Alfonso Marcuzzo, Segretario della FLC CGIL Area Vasta CZKRVV, chiarisce come vengono calcolati gli arretrati e perché il sindacato ha deciso di non firmare il rinnovo.
Il 23 dicembre scorso è stato firmato in via definitiva il Contratto Collettivo Nazionale di Lavoro del comparto Istruzione e Ricerca 2022-2024. Tutte le organizzazioni sindacali hanno sottoscritto l’accordo, tranne la FLC CGIL, che ha motivato il proprio dissenso con la netta insufficienza degli aumenti salariali previsti.
Aumenti lontani dall’inflazione
Secondo Marcuzzo, il contratto prevede un incremento medio degli stipendi pari a circa il 6% nel triennio 2022-2024. Una percentuale che si scontra con un dato ben più rilevante: nello stesso periodo, l’inflazione cumulata ha raggiunto circa il 17%, determinando una perdita stimata di quasi due terzi del potere d’acquisto.
Per mantenere invariato il salario reale, sarebbero stati necessari aumenti più consistenti: circa 400 euro lordi mensili per i docenti e 300 euro lordi per il personale ATA, a fronte dei 144 euro e 105 euro previsti dal contratto.
Dal lordo al netto: l’aumento “che non si vede”
Un altro punto critico riguarda la differenza tra gli aumenti annunciati e quelli effettivamente percepiti in busta paga. Circa il 60% dell’incremento contrattuale era già stato anticipato negli anni precedenti sotto forma di indennità di vacanza contrattuale (IVC) potenziata.
Per un docente, l’aumento teorico lordo di 144 euro si riduce a circa 62 euro lordi reali, che diventano circa 41 euro netti dopo la tassazione.

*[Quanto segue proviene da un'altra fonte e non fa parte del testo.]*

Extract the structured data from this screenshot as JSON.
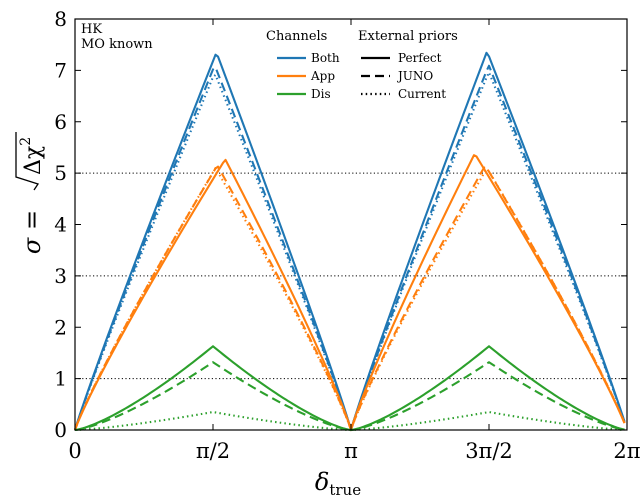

Per il personale ATA, l’incremento netto mensile si attesta intorno ai 30 euro.
Cifre considerate dal sindacato insufficienti rispetto all’aumento del costo della vita.

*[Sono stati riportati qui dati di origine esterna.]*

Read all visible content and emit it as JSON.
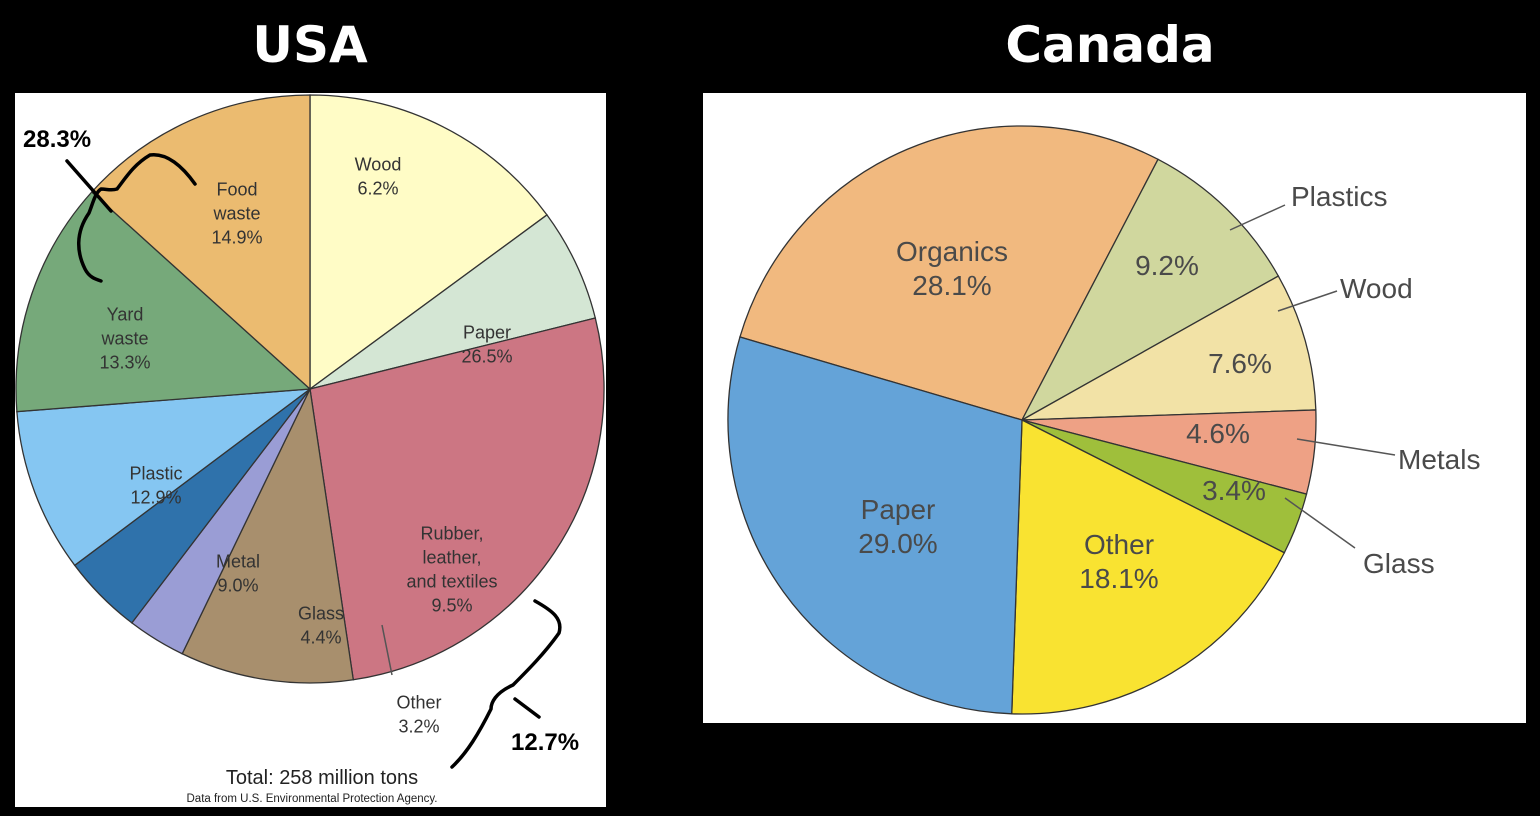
{
  "chart_data": [
    {
      "type": "pie",
      "title": "USA",
      "slices": [
        {
          "label": [
            "Food",
            "waste"
          ],
          "value": 14.9,
          "value_text": "14.9%",
          "color": "#fffcc6"
        },
        {
          "label": [
            "Wood"
          ],
          "value": 6.2,
          "value_text": "6.2%",
          "color": "#d4e6d4"
        },
        {
          "label": [
            "Paper"
          ],
          "value": 26.5,
          "value_text": "26.5%",
          "color": "#cc7683"
        },
        {
          "label": [
            "Rubber,",
            "leather,",
            "and textiles"
          ],
          "value": 9.5,
          "value_text": "9.5%",
          "color": "#a88f6d"
        },
        {
          "label": [
            "Other"
          ],
          "value": 3.2,
          "value_text": "3.2%",
          "color": "#9a9dd5"
        },
        {
          "label": [
            "Glass"
          ],
          "value": 4.4,
          "value_text": "4.4%",
          "color": "#2f72ab"
        },
        {
          "label": [
            "Metal"
          ],
          "value": 9.0,
          "value_text": "9.0%",
          "color": "#85c6f2"
        },
        {
          "label": [
            "Plastic"
          ],
          "value": 12.9,
          "value_text": "12.9%",
          "color": "#76a97a"
        },
        {
          "label": [
            "Yard",
            "waste"
          ],
          "value": 13.3,
          "value_text": "13.3%",
          "color": "#ebbb70"
        }
      ],
      "annotations": [
        {
          "text": "28.3%",
          "groups": [
            "Food waste",
            "Yard waste"
          ]
        },
        {
          "text": "12.7%",
          "groups": [
            "Rubber, leather, and textiles",
            "Other"
          ]
        }
      ],
      "total_text": "Total: 258 million tons",
      "source_text": "Data from U.S. Environmental Protection Agency."
    },
    {
      "type": "pie",
      "title": "Canada",
      "slices": [
        {
          "label": [
            "Organics"
          ],
          "value": 28.1,
          "value_text": "28.1%",
          "color": "#f1b97f"
        },
        {
          "label": [
            "Plastics"
          ],
          "value": 9.2,
          "value_text": "9.2%",
          "color": "#d0d79e"
        },
        {
          "label": [
            "Wood"
          ],
          "value": 7.6,
          "value_text": "7.6%",
          "color": "#f2e2a6"
        },
        {
          "label": [
            "Metals"
          ],
          "value": 4.6,
          "value_text": "4.6%",
          "color": "#eea185"
        },
        {
          "label": [
            "Glass"
          ],
          "value": 3.4,
          "value_text": "3.4%",
          "color": "#9fbf3b"
        },
        {
          "label": [
            "Other"
          ],
          "value": 18.1,
          "value_text": "18.1%",
          "color": "#f9e331"
        },
        {
          "label": [
            "Paper"
          ],
          "value": 29.0,
          "value_text": "29.0%",
          "color": "#64a3d8"
        }
      ]
    }
  ]
}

Arretrati: importi e destinatari
Il contratto riconosce anche gli arretrati per il triennio 2022-2024, spettanti a chiunque abbia prestato servizio anche per un solo giorno nel periodo considerato.
Gli importi medi netti stimati sono:
Docenti: circa 1.000 euro netti (da circa 1.600 lordi)
Personale ATA: tra 700 e 800 euro netti (da circa 1.300 lordi)
Gli importi effettivi variano in base a anzianità di servizio, gradoni stipendiali e periodi di assenza. I neo immessi in ruolo riceveranno gli arretrati in due fasi distinte, mentre per il personale precario è prevista un’emissione speciale successiva.
Le prossime scadenze
Tra le tappe imminenti segnala Marcuzzo:
Febbraio 2026: erogazione di una somma una tantum pari a 111 euro lordi per i docenti e 270 euro lordi per il personale ATA;
Marzo 2026: mese più significativo per valutare il reale impatto del contratto sul netto in busta paga;
Marzo 2026: erogazione arretrati lavoratori con supplenze brevi e saltuarie.
Il “no” della FLC CGIL
Alla base della mancata firma, spiega Alfonso Marcuzzo, vi è una scelta di coerenza: sottoscrivere il contratto avrebbe significato avallare un rinnovo tardivo e penalizzante, che non tutela il salario e non valorizza il lavoro nella scuola pubblica.
Per il sindacato è necessario un cambio di rotta radicale nelle politiche salariali e negli investimenti sull’istruzione: servono risorse strutturali, adeguate all’inflazione e capaci di riconoscere il ruolo centrale di docenti e personale ATA nel futuro del Paese.